Dynamic shapes¶
Code: symbolic_shapes.py
See also: The dynamic shapes manual
Motivation¶
Deep learning compilers commonly only work for static shapes, that is to say, they produced compiled programs which only work for a single specific configuration of input shapes, and must recompile if any input shape changes. This assumption works great for the majority of commonly run deep learning models today, but there are a few situations where it is insufficient:
Some dimensions, such as batch size or sequence length, may vary. For example, an inference service performing adaptive batching will execute inference requests with varying batch sizes depending on how many requests it received within its batching window. We may also want to consider padding out variable size sequences only to the maximum sequence length within a batch, which may vary from batch-to-batch.

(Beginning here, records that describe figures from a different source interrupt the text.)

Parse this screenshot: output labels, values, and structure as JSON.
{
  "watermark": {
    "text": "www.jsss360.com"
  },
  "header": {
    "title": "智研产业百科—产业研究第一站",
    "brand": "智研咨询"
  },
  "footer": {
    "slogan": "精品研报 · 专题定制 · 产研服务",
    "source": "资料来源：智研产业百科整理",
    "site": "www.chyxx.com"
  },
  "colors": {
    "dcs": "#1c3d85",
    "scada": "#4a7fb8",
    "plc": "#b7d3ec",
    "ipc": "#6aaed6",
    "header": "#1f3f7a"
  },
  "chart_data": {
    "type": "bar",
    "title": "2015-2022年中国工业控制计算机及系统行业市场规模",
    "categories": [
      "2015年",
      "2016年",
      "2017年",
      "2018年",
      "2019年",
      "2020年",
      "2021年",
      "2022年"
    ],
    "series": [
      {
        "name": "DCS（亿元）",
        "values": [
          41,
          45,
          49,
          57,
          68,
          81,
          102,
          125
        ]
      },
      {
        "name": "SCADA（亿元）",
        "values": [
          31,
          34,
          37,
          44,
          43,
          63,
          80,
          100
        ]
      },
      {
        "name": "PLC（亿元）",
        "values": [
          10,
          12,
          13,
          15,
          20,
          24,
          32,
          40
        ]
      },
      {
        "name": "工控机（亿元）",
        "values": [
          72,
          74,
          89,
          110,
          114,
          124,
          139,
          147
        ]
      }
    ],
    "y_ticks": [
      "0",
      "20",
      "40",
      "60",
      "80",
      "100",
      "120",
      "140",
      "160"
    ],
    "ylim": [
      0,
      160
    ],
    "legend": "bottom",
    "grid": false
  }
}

Some models exhibit data-dependent output shapes, that is to say, the size of their outputs and intermediates may depend on the actual input data which may vary across runs. For example, detection models may first generate a variable number of potential bounding boxes before running a more expensive image recognition model to identify if the subject is in a bounding box. The number of bounding boxes is data dependent.
One particularly important case of data-dependent shapes occurs when dealing with sparse representations, such as sparse tensors, jagged tensors, and graph neural networks. In all of these cases, the amount of data to be processed depends on the sparse structure of the problem, which will typically vary in a data-dependent way.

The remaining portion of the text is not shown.